Recently, researchers from the University of Colorado recruited 16 healthy men and women for a two-week experiment tracking sleep, metabolism and eating habits. The goal was to determine how inadequate sleep over just one week affects a person's weight, behavior and physiology, according to the study.
During the first week, half the people were allowed to sleep nine hours a night while the other half stayed up until about midnight and then could sleep up to five hours. Everyone was given unlimited access to food. In the second week, the nine-hour sleepers were then restricted to five hours of sleep a night, while the sleep-deprived participants were allowed an extra four hours.
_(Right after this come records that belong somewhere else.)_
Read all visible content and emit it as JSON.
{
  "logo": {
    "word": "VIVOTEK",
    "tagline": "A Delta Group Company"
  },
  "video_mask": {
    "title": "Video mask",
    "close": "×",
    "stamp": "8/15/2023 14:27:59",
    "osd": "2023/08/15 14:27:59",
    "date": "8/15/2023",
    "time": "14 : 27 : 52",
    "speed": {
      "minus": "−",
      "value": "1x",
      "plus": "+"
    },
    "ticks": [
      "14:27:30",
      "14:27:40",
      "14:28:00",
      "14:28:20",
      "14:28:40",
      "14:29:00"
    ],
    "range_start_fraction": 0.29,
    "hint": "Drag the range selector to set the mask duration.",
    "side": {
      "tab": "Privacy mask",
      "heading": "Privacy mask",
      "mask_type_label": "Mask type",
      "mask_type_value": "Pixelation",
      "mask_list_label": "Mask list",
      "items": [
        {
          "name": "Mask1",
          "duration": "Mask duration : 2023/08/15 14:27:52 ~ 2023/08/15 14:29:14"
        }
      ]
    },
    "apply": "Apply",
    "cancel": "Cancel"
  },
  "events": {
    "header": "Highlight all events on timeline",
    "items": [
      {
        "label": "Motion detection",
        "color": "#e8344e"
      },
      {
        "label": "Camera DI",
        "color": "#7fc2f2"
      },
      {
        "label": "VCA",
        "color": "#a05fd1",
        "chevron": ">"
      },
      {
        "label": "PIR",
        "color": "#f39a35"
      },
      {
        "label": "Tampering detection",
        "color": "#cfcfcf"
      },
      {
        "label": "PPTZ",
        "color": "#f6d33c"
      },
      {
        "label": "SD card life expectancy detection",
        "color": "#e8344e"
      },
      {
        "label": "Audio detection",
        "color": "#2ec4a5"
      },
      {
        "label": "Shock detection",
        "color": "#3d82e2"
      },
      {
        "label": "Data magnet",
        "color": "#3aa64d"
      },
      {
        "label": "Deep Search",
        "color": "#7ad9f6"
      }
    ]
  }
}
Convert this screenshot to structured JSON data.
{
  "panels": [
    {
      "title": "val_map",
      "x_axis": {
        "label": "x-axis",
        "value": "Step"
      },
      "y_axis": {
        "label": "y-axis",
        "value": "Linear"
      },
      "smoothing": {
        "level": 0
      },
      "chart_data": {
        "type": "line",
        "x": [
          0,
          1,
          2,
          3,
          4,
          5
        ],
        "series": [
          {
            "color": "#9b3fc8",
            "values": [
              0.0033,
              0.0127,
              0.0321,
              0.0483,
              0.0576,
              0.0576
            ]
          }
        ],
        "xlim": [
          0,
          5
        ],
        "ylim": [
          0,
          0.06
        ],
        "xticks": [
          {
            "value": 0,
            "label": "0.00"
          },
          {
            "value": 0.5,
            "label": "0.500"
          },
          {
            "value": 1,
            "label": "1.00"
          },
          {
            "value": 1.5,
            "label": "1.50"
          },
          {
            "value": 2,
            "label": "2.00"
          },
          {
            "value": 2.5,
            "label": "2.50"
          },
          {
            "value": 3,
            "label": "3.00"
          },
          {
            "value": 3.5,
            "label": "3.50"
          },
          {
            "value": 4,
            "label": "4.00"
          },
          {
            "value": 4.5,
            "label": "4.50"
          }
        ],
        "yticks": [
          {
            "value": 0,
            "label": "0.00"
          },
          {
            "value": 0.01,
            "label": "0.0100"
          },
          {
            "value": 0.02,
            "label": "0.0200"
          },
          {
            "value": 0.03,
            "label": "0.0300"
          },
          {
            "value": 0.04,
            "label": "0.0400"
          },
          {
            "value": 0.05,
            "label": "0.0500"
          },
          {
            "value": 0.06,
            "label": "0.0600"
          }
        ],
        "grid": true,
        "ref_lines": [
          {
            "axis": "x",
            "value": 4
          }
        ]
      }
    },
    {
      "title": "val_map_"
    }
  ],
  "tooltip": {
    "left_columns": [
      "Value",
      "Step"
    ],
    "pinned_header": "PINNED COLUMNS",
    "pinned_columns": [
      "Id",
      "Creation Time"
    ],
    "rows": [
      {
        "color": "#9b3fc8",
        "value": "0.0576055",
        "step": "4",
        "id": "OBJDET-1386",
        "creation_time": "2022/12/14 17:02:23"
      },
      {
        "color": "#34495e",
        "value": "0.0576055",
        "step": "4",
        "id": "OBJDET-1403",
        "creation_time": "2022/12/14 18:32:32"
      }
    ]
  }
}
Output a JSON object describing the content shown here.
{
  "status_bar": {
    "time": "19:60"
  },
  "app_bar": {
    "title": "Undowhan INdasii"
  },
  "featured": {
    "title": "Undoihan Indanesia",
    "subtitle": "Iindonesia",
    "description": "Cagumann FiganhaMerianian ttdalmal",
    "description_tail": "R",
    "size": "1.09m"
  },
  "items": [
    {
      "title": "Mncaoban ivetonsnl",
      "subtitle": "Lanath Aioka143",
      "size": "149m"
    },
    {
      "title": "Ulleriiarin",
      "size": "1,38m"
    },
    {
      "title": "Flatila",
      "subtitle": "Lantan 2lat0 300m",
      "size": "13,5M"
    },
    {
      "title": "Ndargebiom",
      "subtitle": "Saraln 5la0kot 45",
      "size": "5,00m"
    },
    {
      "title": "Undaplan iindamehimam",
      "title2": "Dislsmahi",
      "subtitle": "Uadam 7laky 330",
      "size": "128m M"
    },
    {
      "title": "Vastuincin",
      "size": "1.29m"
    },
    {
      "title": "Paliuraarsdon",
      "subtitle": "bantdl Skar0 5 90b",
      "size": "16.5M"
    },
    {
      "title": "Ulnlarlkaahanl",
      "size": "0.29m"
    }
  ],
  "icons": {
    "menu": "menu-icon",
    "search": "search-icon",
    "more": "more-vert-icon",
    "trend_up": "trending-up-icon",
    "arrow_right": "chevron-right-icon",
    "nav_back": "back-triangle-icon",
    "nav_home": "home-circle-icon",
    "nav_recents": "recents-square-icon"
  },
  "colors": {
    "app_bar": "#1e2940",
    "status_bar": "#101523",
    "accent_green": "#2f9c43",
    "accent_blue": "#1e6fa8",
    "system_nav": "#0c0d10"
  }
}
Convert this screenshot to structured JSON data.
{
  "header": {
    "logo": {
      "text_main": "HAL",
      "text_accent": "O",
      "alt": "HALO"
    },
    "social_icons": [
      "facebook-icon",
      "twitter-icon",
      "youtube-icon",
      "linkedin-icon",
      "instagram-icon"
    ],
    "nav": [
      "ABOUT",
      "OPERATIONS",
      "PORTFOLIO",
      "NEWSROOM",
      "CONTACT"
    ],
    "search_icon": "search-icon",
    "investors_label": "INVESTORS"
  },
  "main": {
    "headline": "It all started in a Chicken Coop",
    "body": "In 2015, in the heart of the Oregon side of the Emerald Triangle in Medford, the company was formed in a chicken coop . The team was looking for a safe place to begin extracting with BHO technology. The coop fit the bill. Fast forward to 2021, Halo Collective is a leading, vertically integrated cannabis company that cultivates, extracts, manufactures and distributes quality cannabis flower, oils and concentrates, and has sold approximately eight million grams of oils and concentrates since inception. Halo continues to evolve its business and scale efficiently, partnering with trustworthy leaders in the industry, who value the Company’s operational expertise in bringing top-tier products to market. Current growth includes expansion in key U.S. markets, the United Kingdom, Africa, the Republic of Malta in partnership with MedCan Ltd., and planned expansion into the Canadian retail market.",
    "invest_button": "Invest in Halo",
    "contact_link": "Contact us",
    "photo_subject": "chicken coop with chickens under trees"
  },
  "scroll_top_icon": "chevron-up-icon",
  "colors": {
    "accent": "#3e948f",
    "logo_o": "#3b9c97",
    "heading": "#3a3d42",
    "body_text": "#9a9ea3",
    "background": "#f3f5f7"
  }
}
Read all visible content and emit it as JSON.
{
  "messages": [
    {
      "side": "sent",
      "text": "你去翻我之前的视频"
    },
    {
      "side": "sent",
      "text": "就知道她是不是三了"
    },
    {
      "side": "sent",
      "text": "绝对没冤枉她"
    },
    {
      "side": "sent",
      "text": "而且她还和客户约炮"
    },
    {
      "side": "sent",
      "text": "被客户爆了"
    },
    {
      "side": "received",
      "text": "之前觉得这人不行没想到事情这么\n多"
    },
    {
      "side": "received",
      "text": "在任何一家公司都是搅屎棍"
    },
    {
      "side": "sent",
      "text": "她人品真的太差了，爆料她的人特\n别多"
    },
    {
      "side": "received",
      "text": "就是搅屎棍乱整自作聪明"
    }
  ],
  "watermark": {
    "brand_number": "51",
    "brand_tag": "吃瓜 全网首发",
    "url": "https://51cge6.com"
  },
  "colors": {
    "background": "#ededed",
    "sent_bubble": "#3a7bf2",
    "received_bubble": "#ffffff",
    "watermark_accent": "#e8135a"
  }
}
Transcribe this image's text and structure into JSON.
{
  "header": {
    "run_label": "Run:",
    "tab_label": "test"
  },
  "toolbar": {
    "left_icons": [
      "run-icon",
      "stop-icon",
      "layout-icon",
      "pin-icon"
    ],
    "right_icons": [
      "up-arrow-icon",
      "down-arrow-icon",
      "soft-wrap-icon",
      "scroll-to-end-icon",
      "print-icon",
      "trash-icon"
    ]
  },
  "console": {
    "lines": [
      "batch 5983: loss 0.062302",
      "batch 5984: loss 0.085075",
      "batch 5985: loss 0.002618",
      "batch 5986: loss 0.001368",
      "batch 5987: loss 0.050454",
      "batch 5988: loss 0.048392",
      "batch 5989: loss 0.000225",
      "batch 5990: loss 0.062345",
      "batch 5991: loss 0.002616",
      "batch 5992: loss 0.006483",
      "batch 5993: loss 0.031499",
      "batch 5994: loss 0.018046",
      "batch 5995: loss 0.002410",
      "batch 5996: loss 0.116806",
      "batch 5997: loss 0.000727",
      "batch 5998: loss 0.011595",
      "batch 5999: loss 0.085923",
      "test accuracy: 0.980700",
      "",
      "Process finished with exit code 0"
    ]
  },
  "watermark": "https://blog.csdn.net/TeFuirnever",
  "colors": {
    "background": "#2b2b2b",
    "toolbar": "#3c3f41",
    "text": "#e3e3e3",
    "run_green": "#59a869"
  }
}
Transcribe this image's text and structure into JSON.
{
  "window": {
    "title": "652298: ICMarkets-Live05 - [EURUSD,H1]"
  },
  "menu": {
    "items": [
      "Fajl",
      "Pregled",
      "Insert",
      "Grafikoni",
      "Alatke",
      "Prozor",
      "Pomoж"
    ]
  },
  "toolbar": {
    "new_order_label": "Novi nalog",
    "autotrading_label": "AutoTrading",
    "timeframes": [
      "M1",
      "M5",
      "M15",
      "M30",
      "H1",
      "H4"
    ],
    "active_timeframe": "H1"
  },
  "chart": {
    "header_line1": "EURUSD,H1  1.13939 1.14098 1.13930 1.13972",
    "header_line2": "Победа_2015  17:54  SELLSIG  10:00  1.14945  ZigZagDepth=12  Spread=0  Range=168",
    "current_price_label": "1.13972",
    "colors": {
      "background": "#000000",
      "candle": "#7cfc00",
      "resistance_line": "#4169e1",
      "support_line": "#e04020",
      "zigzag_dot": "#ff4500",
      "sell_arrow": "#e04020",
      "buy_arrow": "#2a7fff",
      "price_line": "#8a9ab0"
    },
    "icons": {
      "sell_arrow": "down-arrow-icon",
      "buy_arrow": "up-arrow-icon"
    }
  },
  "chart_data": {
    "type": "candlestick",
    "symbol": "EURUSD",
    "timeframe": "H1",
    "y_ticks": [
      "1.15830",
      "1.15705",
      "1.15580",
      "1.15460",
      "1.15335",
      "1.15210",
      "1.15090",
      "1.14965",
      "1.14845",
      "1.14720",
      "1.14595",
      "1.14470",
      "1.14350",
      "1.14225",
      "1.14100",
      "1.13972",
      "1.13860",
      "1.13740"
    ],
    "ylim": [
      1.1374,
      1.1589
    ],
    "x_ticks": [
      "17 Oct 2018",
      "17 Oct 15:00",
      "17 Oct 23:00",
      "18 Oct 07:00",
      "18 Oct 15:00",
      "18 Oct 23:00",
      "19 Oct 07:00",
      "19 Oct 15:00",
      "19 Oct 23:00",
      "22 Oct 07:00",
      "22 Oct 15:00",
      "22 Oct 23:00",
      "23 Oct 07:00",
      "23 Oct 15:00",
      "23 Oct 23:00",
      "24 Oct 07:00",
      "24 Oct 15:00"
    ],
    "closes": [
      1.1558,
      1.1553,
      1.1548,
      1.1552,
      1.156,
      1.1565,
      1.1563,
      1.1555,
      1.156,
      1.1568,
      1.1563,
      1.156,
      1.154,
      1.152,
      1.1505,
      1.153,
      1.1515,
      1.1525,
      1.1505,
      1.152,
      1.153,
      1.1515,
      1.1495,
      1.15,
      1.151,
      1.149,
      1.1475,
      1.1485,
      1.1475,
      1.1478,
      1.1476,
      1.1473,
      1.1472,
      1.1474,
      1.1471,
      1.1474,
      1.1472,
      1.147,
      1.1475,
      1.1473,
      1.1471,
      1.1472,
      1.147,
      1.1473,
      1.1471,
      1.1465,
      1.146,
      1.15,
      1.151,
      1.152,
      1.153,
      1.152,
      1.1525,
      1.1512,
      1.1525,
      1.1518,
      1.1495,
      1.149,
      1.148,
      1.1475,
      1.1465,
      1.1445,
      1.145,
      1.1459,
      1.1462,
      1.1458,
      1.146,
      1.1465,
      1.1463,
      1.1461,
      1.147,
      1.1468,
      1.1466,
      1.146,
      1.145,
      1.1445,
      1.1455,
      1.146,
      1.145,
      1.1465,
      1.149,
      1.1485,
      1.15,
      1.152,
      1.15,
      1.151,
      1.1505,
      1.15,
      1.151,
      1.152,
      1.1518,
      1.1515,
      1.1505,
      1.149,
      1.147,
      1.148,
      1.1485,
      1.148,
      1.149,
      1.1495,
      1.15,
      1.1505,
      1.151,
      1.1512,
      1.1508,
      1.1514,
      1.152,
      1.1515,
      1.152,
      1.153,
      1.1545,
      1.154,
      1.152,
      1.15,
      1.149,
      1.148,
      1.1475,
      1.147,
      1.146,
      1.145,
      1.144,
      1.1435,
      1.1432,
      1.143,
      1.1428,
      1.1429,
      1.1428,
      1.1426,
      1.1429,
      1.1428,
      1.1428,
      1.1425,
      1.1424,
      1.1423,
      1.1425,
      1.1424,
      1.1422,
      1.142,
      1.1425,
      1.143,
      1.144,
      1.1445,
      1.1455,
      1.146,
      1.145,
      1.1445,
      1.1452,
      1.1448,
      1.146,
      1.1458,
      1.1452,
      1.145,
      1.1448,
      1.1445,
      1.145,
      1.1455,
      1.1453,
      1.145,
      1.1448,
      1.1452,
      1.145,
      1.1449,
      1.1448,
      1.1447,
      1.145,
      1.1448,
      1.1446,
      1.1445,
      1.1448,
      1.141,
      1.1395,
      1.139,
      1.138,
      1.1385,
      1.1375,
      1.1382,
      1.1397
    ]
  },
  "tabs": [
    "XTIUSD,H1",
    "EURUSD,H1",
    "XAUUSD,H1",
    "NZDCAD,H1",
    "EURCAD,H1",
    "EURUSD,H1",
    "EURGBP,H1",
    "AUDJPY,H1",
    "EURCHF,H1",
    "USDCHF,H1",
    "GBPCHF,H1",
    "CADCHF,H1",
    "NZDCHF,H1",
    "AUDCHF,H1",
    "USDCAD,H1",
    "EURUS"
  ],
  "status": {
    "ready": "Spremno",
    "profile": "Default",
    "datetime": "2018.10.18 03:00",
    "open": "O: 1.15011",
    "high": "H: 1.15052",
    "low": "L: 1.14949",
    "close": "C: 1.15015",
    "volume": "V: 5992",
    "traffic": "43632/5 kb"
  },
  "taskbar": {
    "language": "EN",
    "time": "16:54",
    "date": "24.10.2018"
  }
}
According to the study, researchers found that staying up late and getting just five hours of sleep increased a person's metabolism. Sleep-deprived participants actually burned an extra 111 calories a day, according to the findings published last week in The Proceedings of the National Academy of Sciences.
However, the light sleepers ended up eating far more than those who got nine hours of sleep, and by the end of the first week the sleep-deprived subjects had gained an average of about two pounds. During the second week, members of the group that had originally slept nine hours also gained weight when they were restricted to just five hours. And the other group began to lose some (but not all) of the weight gained in that first sleep-deprived week, according to the study.
It is always recommended to get at least eight hours of sleep every night, if you are looking to lose some pounds, make sure to get your sleep. It might help you get rid of those extra pounds.